La reazione non è quasi mai un licenziamento immediato. Di solito, si segue un percorso graduale:

  • il richiamo: l’azienda fa notare la mancanza e fissa una nuova data per recuperare il corso;
  • il provvedimento disciplinare: se il rifiuto persiste, possono scattare sanzioni più serie, come la sospensione dal lavoro (e dallo stipendio). Dopotutto, chi non è formato adeguatamente, non può lavorare in sicurezza;
  • la rottura della fiducia: se il dipendente continua a opporsi in modo ostinato, viene meno il rapporto di fiducia alla base del contratto di lavoro. A questo punto, il licenziamento diventa l’estrema, ma legittima, conseguenza.

Il messaggio che l’azienda recepisce è: “Non mi interessa proteggere me stesso. E, per estensione, non mi interessa se un mio errore mette in pericolo i miei colleghi”.

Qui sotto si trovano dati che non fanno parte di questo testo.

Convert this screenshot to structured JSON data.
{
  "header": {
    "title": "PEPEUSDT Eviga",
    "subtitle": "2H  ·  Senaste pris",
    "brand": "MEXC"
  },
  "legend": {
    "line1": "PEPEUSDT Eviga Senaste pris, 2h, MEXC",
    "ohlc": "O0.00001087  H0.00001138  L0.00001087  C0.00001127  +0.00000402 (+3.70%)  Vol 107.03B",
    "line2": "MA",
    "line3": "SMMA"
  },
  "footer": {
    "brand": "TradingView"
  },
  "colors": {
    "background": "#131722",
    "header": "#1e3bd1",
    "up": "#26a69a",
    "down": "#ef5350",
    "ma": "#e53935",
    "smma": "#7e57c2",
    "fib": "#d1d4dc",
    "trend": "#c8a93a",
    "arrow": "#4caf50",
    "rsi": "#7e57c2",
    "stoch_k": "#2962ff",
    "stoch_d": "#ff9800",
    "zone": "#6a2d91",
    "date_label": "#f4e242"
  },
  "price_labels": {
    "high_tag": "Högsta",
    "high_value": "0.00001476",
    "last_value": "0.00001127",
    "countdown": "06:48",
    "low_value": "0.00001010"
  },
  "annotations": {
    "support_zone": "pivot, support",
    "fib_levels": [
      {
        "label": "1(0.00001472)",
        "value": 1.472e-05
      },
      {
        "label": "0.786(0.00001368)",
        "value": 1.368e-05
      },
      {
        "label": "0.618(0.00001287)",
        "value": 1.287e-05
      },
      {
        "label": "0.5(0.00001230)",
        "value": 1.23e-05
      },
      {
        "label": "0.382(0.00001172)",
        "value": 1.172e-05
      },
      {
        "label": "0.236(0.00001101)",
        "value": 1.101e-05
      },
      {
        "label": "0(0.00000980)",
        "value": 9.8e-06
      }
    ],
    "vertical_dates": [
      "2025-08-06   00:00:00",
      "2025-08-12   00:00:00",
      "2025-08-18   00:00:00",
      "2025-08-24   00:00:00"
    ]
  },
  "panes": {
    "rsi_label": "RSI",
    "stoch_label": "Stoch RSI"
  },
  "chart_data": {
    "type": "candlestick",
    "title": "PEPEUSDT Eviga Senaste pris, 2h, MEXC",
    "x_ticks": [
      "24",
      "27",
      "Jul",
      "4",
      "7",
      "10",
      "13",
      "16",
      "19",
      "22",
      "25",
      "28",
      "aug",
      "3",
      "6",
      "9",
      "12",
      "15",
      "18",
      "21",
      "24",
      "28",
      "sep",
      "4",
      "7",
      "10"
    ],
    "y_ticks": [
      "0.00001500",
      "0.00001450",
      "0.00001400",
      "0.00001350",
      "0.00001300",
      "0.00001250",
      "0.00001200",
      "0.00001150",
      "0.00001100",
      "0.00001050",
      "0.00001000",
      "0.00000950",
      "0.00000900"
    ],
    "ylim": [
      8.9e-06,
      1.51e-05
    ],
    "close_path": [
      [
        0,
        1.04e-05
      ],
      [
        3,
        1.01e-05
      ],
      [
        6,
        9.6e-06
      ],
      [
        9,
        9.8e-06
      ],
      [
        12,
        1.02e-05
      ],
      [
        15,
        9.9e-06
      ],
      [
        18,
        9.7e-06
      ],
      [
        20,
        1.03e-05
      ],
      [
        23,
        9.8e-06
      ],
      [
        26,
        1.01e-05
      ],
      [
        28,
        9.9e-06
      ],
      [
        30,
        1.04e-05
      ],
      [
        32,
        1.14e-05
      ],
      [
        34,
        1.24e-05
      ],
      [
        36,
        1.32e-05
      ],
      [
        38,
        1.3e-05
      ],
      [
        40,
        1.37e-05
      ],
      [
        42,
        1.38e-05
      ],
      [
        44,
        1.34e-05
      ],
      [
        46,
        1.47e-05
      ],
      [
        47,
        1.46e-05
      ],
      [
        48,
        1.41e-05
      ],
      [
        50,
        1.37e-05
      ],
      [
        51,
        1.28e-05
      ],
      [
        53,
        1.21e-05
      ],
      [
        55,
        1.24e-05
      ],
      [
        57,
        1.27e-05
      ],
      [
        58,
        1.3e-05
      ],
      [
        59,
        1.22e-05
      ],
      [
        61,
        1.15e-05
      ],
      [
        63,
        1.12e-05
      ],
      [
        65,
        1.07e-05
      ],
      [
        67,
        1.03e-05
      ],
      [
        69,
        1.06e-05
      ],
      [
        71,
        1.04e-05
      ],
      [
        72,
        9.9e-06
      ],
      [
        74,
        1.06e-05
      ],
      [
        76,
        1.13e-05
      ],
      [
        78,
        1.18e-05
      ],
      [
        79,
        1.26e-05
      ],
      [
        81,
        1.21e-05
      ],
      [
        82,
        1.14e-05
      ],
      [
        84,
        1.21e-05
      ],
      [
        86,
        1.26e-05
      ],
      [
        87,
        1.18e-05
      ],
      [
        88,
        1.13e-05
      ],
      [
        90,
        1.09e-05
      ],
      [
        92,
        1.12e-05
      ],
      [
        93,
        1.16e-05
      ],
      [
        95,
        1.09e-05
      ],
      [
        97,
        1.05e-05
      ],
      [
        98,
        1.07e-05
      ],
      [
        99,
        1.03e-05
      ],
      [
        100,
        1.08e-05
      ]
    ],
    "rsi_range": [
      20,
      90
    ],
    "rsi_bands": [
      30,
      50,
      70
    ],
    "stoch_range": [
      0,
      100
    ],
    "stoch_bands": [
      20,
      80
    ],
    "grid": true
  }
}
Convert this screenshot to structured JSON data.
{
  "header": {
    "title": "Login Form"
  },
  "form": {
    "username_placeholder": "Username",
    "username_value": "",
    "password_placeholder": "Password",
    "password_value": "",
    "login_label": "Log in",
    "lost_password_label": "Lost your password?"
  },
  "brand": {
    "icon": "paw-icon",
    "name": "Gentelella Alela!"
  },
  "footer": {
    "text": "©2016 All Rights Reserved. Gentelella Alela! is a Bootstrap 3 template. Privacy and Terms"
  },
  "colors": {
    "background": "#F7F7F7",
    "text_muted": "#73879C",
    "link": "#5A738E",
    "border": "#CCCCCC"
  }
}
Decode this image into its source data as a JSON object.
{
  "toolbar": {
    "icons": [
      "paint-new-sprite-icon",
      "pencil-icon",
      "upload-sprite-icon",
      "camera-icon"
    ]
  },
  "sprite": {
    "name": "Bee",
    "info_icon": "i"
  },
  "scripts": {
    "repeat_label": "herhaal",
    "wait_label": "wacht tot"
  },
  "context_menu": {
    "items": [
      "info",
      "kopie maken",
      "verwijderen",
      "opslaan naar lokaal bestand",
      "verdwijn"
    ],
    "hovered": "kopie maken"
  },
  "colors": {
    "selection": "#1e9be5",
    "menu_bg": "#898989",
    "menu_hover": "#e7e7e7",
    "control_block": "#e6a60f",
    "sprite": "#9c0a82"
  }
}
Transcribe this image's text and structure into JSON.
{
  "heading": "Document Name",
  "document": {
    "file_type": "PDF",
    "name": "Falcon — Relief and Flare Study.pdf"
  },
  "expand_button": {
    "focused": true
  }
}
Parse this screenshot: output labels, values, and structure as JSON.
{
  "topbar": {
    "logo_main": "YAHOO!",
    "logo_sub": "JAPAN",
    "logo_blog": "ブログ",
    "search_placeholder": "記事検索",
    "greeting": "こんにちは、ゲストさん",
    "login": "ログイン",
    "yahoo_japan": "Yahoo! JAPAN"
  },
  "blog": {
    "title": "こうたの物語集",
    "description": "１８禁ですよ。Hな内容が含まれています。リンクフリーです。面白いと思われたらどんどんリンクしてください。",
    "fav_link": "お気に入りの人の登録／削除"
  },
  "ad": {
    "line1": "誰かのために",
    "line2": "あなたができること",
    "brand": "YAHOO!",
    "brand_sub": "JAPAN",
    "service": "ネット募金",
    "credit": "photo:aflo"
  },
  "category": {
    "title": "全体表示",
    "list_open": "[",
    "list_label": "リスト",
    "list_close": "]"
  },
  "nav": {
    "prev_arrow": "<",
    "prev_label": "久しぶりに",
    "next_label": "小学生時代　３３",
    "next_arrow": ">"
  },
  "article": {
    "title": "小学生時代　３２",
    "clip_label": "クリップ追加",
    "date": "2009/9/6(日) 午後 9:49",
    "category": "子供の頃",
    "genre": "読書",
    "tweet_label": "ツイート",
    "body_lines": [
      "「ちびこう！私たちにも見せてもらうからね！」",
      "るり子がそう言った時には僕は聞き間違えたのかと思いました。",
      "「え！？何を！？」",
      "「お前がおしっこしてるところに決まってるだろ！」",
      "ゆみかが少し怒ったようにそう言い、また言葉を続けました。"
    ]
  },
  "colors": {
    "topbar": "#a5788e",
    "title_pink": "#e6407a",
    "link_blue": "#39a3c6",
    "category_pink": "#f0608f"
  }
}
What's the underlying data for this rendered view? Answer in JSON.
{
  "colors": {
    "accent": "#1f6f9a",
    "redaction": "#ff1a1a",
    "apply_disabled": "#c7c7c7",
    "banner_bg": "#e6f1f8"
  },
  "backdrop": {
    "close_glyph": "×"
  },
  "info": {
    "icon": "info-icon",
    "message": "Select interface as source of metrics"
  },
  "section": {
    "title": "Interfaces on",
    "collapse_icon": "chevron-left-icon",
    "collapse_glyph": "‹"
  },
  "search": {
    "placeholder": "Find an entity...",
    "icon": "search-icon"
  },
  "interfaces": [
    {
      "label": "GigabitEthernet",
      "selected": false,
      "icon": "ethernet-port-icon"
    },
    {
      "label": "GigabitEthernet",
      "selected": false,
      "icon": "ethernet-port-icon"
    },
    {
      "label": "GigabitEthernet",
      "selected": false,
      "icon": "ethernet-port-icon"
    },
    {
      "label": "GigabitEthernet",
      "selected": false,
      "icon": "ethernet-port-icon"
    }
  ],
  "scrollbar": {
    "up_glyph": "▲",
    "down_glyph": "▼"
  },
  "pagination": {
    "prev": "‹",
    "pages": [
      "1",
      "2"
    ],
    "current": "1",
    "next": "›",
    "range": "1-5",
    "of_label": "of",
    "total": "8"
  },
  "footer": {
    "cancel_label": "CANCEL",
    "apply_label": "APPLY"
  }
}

Il tuo rifiuto verso la formazione obbligatoria sulla sicurezza non è visto come una ribellione contro la burocrazia, ma come una scelta deliberata di mettere in pericolo te stesso e gli altri.

Un fatto realmente accaduto

Analizziamo ora una storia: quella di un lavoratore part-time che ha rifiutato di completare un corso obbligatorio di formazione di base sulla sicurezza, nonostante sia stato convocato in proposito già sei volte dall’azienda.

No, non ci stiamo inventando questa storia: si tratta dell’evento protagonista della pronuncia Cass. Civ., Sez. Lavoro, n. 20259 del 2023.

La sentenza stabilisce che il datore di lavoro è esonerato dall’obbligo di repêchage (la ricerca di mansioni alternative) qualora intenda licenziare un dipendente sprovvisto della formazione base sulla sicurezza, poiché tale grave carenza rende il lavoratore oggettivamente inidoneo e pericoloso per qualsiasi ruolo aziendale.

Inoltre, i giudici chiariscono che i corsi possono essere programmati in ogni momento in cui il dipendente è a disposizione dell’azienda, e per i lavoratori part-time, questo significa che la formazione può essere fissata legittimamente sfruttando il lavoro supplementare, entro il limite del 25% delle ore settimanali previste (ex art. 6, comma 2, del D.Lgs. 81/2015).

Infine, secondo la sentenza. l’unica via per rifiutare la partecipazione alle convocazioni è legata a impedimenti gravi e oggettivi (come serie problematiche di salute, familiari o lavorative), ma spetta esclusivamente al dipendente l’onere di provare e documentare in modo inequivocabile l’assoluta impossibilità di presenziare.

Conclusioni

Non guardare a quei corsi come a un ostacolo. Guardali come a un diritto che hai: il diritto di sapere come svolgere il tuo lavoro senza farti male. La tua salute e la tua incolumità non sono negoziabili. Non valgono il rischio di perdere un lavoro, e soprattutto non valgono il rischio di mettere a repentaglio la tua vita o quella di chi lavora al tuo fianco. La formazione sulla sicurezza è un investimento su te stesso. E sei tu il primo a beneficiarne.

Non è una formalità da smarcare, ma un investimento sulla nostra salute e su quella di chi lavora al nostro fianco. Perché la competenza professionale passa anche, e soprattutto, dal saper lavorare senza farsi male.